Secretária de Saúde diz que nova mudança da maternidade ‘está fora de pauta’
Havia possibilidade de o setor dedicado ao SUS sair do Hospital Carlos Chagas e retornar novamente para o Hospital Nossa Senhora das Dores

No segundo semestre do ano passado, um assunto dominou as discussões no setor da saúde em Itabira: a possibilidade de uma nova mudança na maternidade que atende pelo Sistema Único de Saúde (SUS). Já era praticamente certo que o serviço deixaria o Hospital Carlos Chagas (HCC) e retornaria para o Hospital Nossa Senhora das Dores (HNSD). Passados alguns meses, no entanto, a secretária responsável pela pasta no município, Rosana Linhares, afirma que este é um tema vencido e que uma nova alteração “está fora de pauta”.
A maternidade SUS de Itabira foi transferida do HNSD para o HCC em julho de 2016, cerca de dois meses após a Fundação São Francisco Xavier (FSFX), de Ipatinga, assumir o hospital que é totalmente dedicado ao atendimento público. Com a mudança, o Nossa Senhora das Dores negociou com planos de saúde para manter a maternidade exclusiva para a saúde suplementar e partos particulares.
No entanto, em meados do ano passado, o novo governo municipal passou a discutir a possibilidade de voltar com a maternidade como era antes, com todos os serviços concentrados no HNSD. Dois argumentos foram apresentados como principais: o primeiro financeiro, já que o município, em grave crise financeira, justificava que não havia dinheiro e nem partos suficientes em Itabira e região para manter duas maternidades; e o segundo era o perfil filantrópico do HNSD, em risco de ser perdido porque a saída do serviço materno-infantil poderia desfalcar o índice de 60% dedicado ao SUS que instituições com esse título precisam manter.
A proposta gerou muitas discussões desde que foi anunciada. O Ministério Público, por meio da promotora Sílvia Letícia Bernardes Mariosi Amaral, se posicionou fortemente contra a nova alteração. No Conselho de Saúde, houve opiniões diversas. Até uma audiência pública foi realizada para debater o assunto.

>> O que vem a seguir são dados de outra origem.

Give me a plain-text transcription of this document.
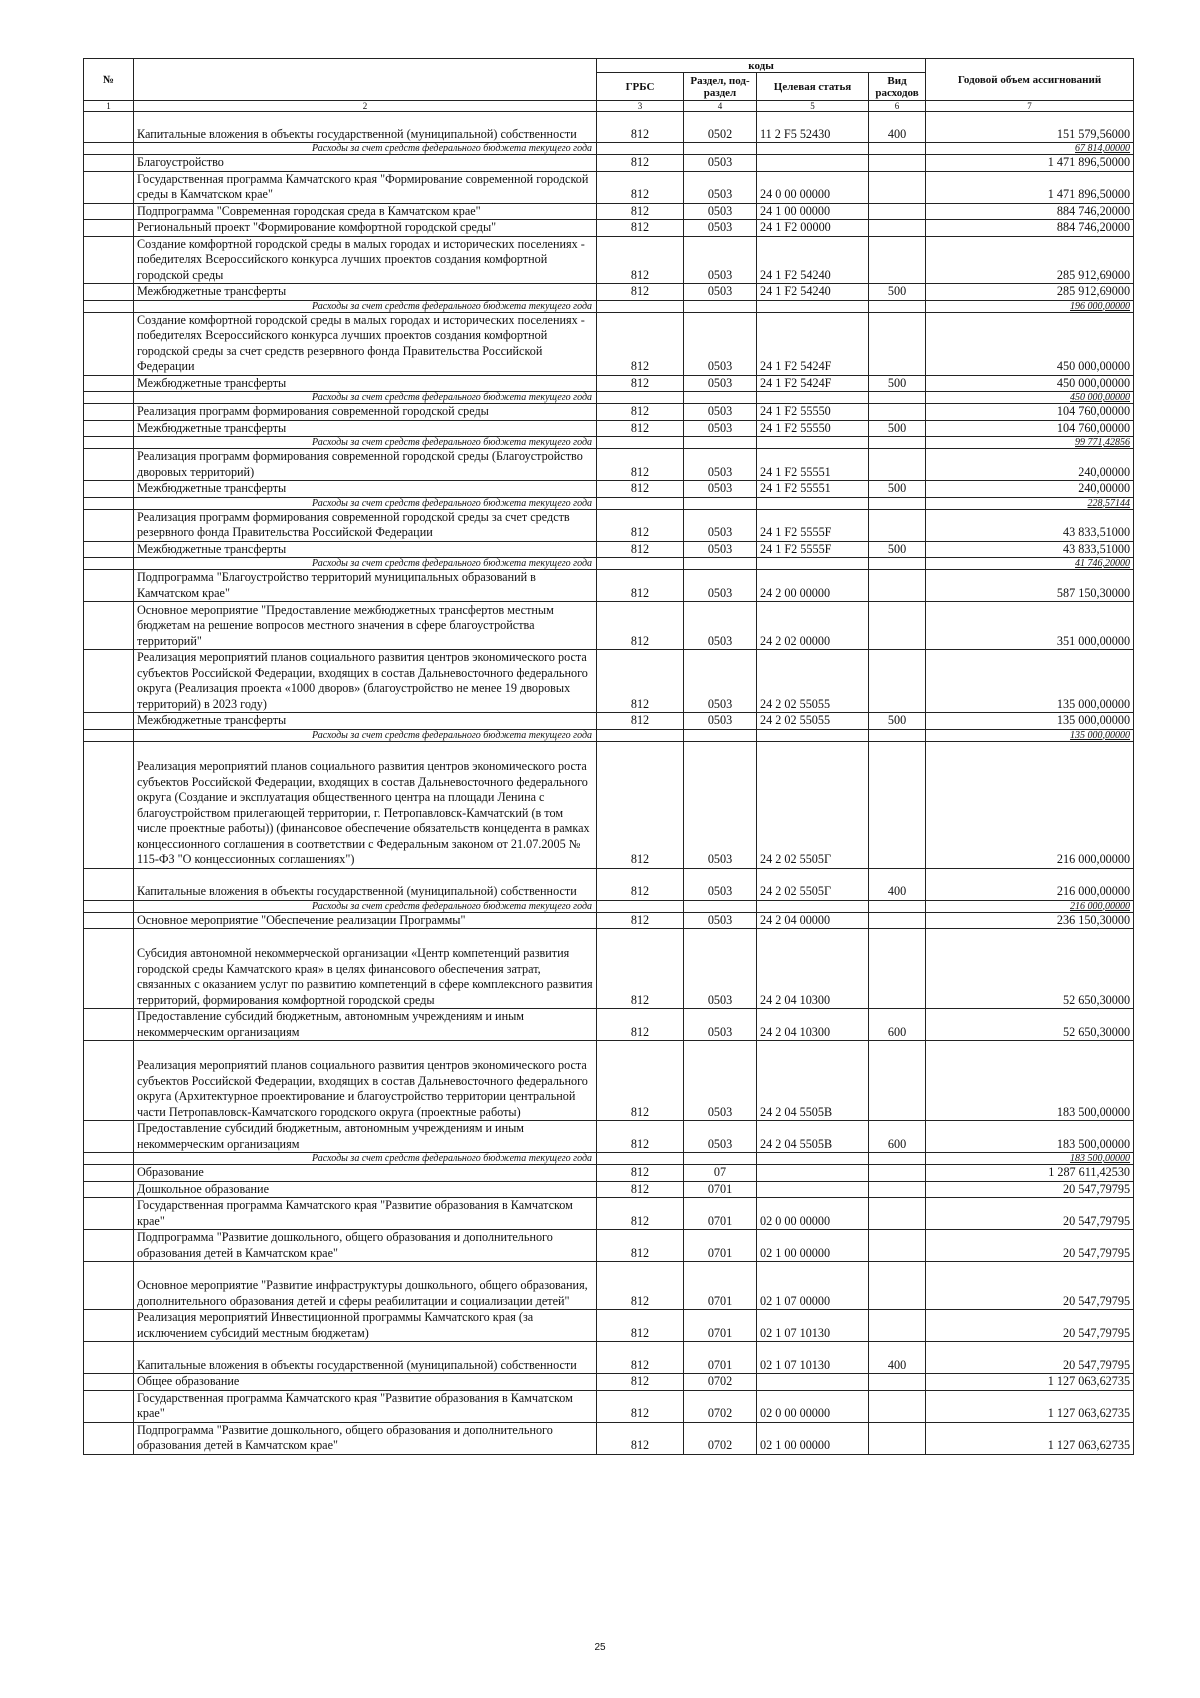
№		коды				Годовой объем ассигнований
		ГРБС	Раздел, под-раздел	Целевая статья	Вид расходов	
1	2	3	4	5	6	7
	Капитальные вложения в объекты государственной (муниципальной) собственности	812	0502	11 2 F5 52430	400	151 579,56000
	Расходы за счет средств федерального бюджета текущего года					67 814,00000
	Благоустройство	812	0503			1 471 896,50000
	Государственная программа Камчатского края "Формирование современной городской среды в Камчатском крае"	812	0503	24 0 00 00000		1 471 896,50000
	Подпрограмма "Современная городская среда в Камчатском крае"	812	0503	24 1 00 00000		884 746,20000
	Региональный проект "Формирование комфортной городской среды"	812	0503	24 1 F2 00000		884 746,20000
	Создание комфортной городской среды в малых городах и исторических поселениях - победителях Всероссийского конкурса лучших проектов создания комфортной городской среды	812	0503	24 1 F2 54240		285 912,69000
	Межбюджетные трансферты	812	0503	24 1 F2 54240	500	285 912,69000
	Расходы за счет средств федерального бюджета текущего года					196 000,00000
	Создание комфортной городской среды в малых городах и исторических поселениях - победителях Всероссийского конкурса лучших проектов создания комфортной городской среды за счет средств резервного фонда Правительства Российской Федерации	812	0503	24 1 F2 5424F		450 000,00000
	Межбюджетные трансферты	812	0503	24 1 F2 5424F	500	450 000,00000
	Расходы за счет средств федерального бюджета текущего года					450 000,00000
	Реализация программ формирования современной городской среды	812	0503	24 1 F2 55550		104 760,00000
	Межбюджетные трансферты	812	0503	24 1 F2 55550	500	104 760,00000
	Расходы за счет средств федерального бюджета текущего года					99 771,42856
	Реализация программ формирования современной городской среды (Благоустройство дворовых территорий)	812	0503	24 1 F2 55551		240,00000
	Межбюджетные трансферты	812	0503	24 1 F2 55551	500	240,00000
	Расходы за счет средств федерального бюджета текущего года					228,57144
	Реализация программ формирования современной городской среды за счет средств резервного фонда Правительства Российской Федерации	812	0503	24 1 F2 5555F		43 833,51000
	Межбюджетные трансферты	812	0503	24 1 F2 5555F	500	43 833,51000
	Расходы за счет средств федерального бюджета текущего года					41 746,20000
	Подпрограмма "Благоустройство территорий муниципальных образований в Камчатском крае"	812	0503	24 2 00 00000		587 150,30000
	Основное мероприятие "Предоставление межбюджетных трансфертов местным бюджетам на решение вопросов местного значения в сфере благоустройства территорий"	812	0503	24 2 02 00000		351 000,00000
	Реализация мероприятий планов социального развития центров экономического роста субъектов Российской Федерации, входящих в состав Дальневосточного федерального округа (Реализация проекта «1000 дворов» (благоустройство не менее 19 дворовых территорий) в 2023 году)	812	0503	24 2 02 55055		135 000,00000
	Межбюджетные трансферты	812	0503	24 2 02 55055	500	135 000,00000
	Расходы за счет средств федерального бюджета текущего года					135 000,00000
	Реализация мероприятий планов социального развития центров экономического роста субъектов Российской Федерации, входящих в состав Дальневосточного федерального округа (Создание и эксплуатация общественного центра на площади Ленина с благоустройством прилегающей территории, г. Петропавловск-Камчатский (в том числе проектные работы)) (финансовое обеспечение обязательств концедента в рамках концессионного соглашения в соответствии с Федеральным законом от 21.07.2005 № 115-ФЗ "О концессионных соглашениях")	812	0503	24 2 02 5505Г		216 000,00000
	Капитальные вложения в объекты государственной (муниципальной) собственности	812	0503	24 2 02 5505Г	400	216 000,00000
	Расходы за счет средств федерального бюджета текущего года					216 000,00000
	Основное мероприятие "Обеспечение реализации Программы"	812	0503	24 2 04 00000		236 150,30000
	Субсидия автономной некоммерческой организации «Центр компетенций развития городской среды Камчатского края» в целях финансового обеспечения затрат, связанных с оказанием услуг по развитию компетенций в сфере комплексного развития территорий, формирования комфортной городской среды	812	0503	24 2 04 10300		52 650,30000
	Предоставление субсидий бюджетным, автономным учреждениям и иным некоммерческим организациям	812	0503	24 2 04 10300	600	52 650,30000
	Реализация мероприятий планов социального развития центров экономического роста субъектов Российской Федерации, входящих в состав Дальневосточного федерального округа (Архитектурное проектирование и благоустройство территории центральной части Петропавловск-Камчатского городского округа (проектные работы)	812	0503	24 2 04 5505В		183 500,00000
	Предоставление субсидий бюджетным, автономным учреждениям и иным некоммерческим организациям	812	0503	24 2 04 5505В	600	183 500,00000
	Расходы за счет средств федерального бюджета текущего года					183 500,00000
	Образование	812	07			1 287 611,42530
	Дошкольное образование	812	0701			20 547,79795
	Государственная программа Камчатского края "Развитие образования в Камчатском крае"	812	0701	02 0 00 00000		20 547,79795
	Подпрограмма "Развитие дошкольного, общего образования и дополнительного образования детей в Камчатском крае"	812	0701	02 1 00 00000		20 547,79795
	Основное мероприятие "Развитие инфраструктуры дошкольного, общего образования, дополнительного образования детей и сферы реабилитации и социализации детей"	812	0701	02 1 07 00000		20 547,79795
	Реализация мероприятий Инвестиционной программы Камчатского края (за исключением субсидий местным бюджетам)	812	0701	02 1 07 10130		20 547,79795
	Капитальные вложения в объекты государственной (муниципальной) собственности	812	0701	02 1 07 10130	400	20 547,79795
	Общее образование	812	0702			1 127 063,62735
	Государственная программа Камчатского края "Развитие образования в Камчатском крае"	812	0702	02 0 00 00000		1 127 063,62735
	Подпрограмма "Развитие дошкольного, общего образования и дополнительного образования детей в Камчатском крае"	812	0702	02 1 00 00000		1 127 063,62735
25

O martelo parecia já ter sido batido e até o mês de dezembro do ano passado já havia sido indicado como data para acontecer a mudança. Mas o pensamento mudou. E, segundo a secretária de Saúde, Rosana Linhares, porque as questões financeiras foram equacionadas. “A gente hoje não tem isso mais em pauta. A tratativa desse tema foi muito em função da dívida muito grande que tínhamos no princípio do primeiro semestre do ano passado. Revisamos todas as clínicas para saber como equacionaria alguns recursos. Depois, fizemos acordos financeiros para redução do valor da dívida. Isso facilitou para que essa mudança saísse de pauta”, comentou a titular da pasta, durante entrevista à imprensa no evento que comemorou os dois anos da FSFX em Itabira.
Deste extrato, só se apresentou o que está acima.